Requests: Uncertain about content/text vs iter_content(decode_unicode=True/False)

Created on 22 Jun 2016 · 15Comments · Source: psf/requests

When requesting an application/json document, I'm seeing next(r.iter_content(16*1024, decode_unicode=True)) returning bytes, whereas r.text returns unicode. My understanding was that both should return a unicode object. In essence, I thought "iter_content" was equivalent to "iter_text" when decode_unicode was True. Have I misunderstood something? I can provide an example if needed.

For reference, I'm using python 3.5.1 and requests 2.10.0.

Thanks!

Bug

Source

mikepelley

Most helpful comment

There's at least one key difference: decode_unicode=True doesn't fall back to apparent_encoding, which means it'll never autodetect the encoding. This means if response.encoding is None it is a no-op: in fact, it's a no-op that yields bytes.
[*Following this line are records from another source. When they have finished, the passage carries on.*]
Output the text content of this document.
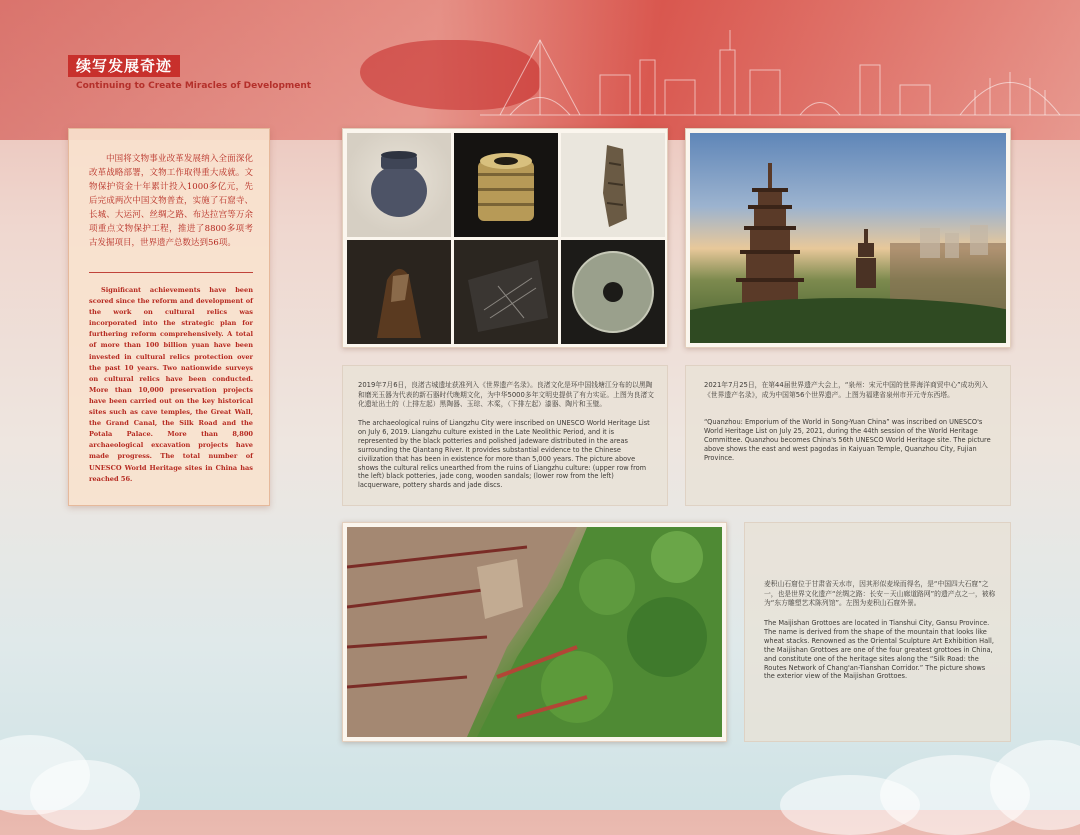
续写发展奇迹
Continuing to Create Miracles of Development
中国将文物事业改革发展纳入全面深化改革战略部署，文物工作取得重大成就。文物保护资金十年累计投入1000多亿元，先后完成两次中国文物普查，实施了石窟寺、长城、大运河、丝绸之路、布达拉宫等万余项重点文物保护工程，推进了8800多项考古发掘项目，世界遗产总数达到56项。
Significant achievements have been scored since the reform and development of the work on cultural relics was incorporated into the strategic plan for furthering reform comprehensively. A total of more than 100 billion yuan have been invested in cultural relics protection over the past 10 years. Two nationwide surveys on cultural relics have been conducted. More than 10,000 preservation projects have been carried out on the key historical sites such as cave temples, the Great Wall, the Grand Canal, the Silk Road and the Potala Palace. More than 8,800 archaeological excavation projects have made progress. The total number of UNESCO World Heritage sites in China has reached 56.
2019年7月6日，良渚古城遗址获准列入《世界遗产名录》。良渚文化是环中国钱塘江分布的以黑陶和磨光玉器为代表的新石器时代晚期文化，为中华5000多年文明史提供了有力实证。上图为良渚文化遗址出土的（上排左起）黑陶器、玉琮、木桨，（下排左起）漆器、陶片和玉璧。
The archaeological ruins of Liangzhu City were inscribed on UNESCO World Heritage List on July 6, 2019. Liangzhu culture existed in the Late Neolithic Period, and it is represented by the black potteries and polished jadeware distributed in the areas surrounding the Qiantang River. It provides substantial evidence to the Chinese civilization that has been in existence for more than 5,000 years. The picture above shows the cultural relics unearthed from the ruins of Liangzhu culture: (upper row from the left) black potteries, jade cong, wooden sandals; (lower row from the left) lacquerware, pottery shards and jade discs.
2021年7月25日，在第44届世界遗产大会上，“泉州：宋元中国的世界海洋商贸中心”成功列入《世界遗产名录》，成为中国第56个世界遗产。上图为福建省泉州市开元寺东西塔。
“Quanzhou: Emporium of the World in Song-Yuan China” was inscribed on UNESCO's World Heritage List on July 25, 2021, during the 44th session of the World Heritage Committee. Quanzhou becomes China's 56th UNESCO World Heritage site. The picture above shows the east and west pagodas in Kaiyuan Temple, Quanzhou City, Fujian Province.
麦积山石窟位于甘肃省天水市，因其形似麦垛而得名，是“中国四大石窟”之一，也是世界文化遗产“丝绸之路：长安－天山廊道路网”的遗产点之一，被称为“东方雕塑艺术陈列馆”。左图为麦积山石窟外景。
The Maijishan Grottoes are located in Tianshui City, Gansu Province. The name is derived from the shape of the mountain that looks like wheat stacks. Renowned as the Oriental Sculpture Art Exhibition Hall, the Maijishan Grottoes are one of the four greatest grottoes in China, and constitute one of the heritage sites along the “Silk Road: the Routes Network of Chang'an-Tianshan Corridor.” The picture shows the exterior view of the Maijishan Grottoes.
That behaviour seems genuinely bad to me, so I think we should consider it a bug. I'd rather we had the same logic as in text for this.

Lukasa on 22 Jun 2016

👍3

All 15 comments

what does (your response object).encoding return?

birm on 22 Jun 2016

That behaviour seems genuinely bad to me, so I think we should consider it a bug. I'd rather we had the same logic as in text for this.

Lukasa on 22 Jun 2016

👍3

r.encoding returns None.

On a related note, iter_text might be clearer/more consistent than iter_content(decode_unicode=True) if there's room for change in the APIs future (and iter_content_lines and iter_text_lines I guess), assuming you don't see that as bloat.

mikepelley on 22 Jun 2016

@mikepelley The API is presently frozen so I don't think we'll be adding those three methods. Besides, iter_text likely wouldn't provide much extra value outside of calling iter_content(decode_unicode=True).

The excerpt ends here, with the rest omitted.